Our second summit featured the voices of alumni across diverse practice settings. Hospice social service manager and social worker Jim Heymans spoke about being an effective and competent interprofessional team member. He noted that while we need to
continually advocate for our profession, we also have the responsibility of understanding terminology used in our team members’ professions and respecting the authority of these other disciplines. Carey Winkler, director of BSW field education and co-director of the Field Practice Institute, reinforced this perspective. “Social workers on interdisciplinary teams need to be knowledgeable about and work in environments with varying ethical codes and standards.”

This past year’s summit focused on social work in educational settings. Kathy Lombardi, Heather Alden, Mary Larscheid, and Christy McCoy (pictured) identified the many professionals with whom school social workers collaborate, including school administrators, teachers, counselors, psychologists, and school nurses. Social workers in the educational setting have mezzo responsibilities of promoting effective school policies and administrative procedures, involving themselves in policy-making teams in order to advocate for social emotional learning initiatives, and promote interdisciplinary systems collaboration. In addition, school social workers provide professional development sessions for school staff on topics such as signs and symptoms of mental health conditions, best practices for responding to challenging behaviors, and information on how exposure to trauma affects the brain and learning.
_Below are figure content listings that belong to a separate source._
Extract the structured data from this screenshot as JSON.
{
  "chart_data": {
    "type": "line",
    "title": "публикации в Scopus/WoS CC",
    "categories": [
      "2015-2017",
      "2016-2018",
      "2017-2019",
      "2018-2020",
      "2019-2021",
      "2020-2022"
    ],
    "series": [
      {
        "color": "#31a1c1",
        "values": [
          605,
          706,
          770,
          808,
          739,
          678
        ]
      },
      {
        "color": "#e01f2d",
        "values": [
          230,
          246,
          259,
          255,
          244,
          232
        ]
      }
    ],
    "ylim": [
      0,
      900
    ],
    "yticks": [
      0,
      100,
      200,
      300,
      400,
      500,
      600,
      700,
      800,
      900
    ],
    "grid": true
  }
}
This type of professional development can change how educators view students’ behavior, expanding their perspectives to include the individual and institutional biases that create barriers to students’ learning.

While each of the summits presented unique ideas and challenges for social workers on interdisciplinary teams, all speakers emphasized the importance of communicating to team members the role and strengths that social work brings to each setting. Brenda Verbick with Allina Health encouraged social workers to demonstrate to other professionals our core competencies, including our systems perspective, strengths perspective, expert knowledge of mental health and chemical health issues, and knowledge of community resources. Indeed, social workers’ empowerment paradigm and emphasis on “starting where the client is” are well-aligned with the family- and patient-centered practices that are emerging with industry reforms. The unique contributions of social work to interprofessional practice and collaboration surely will continue as a theme for many summits to come.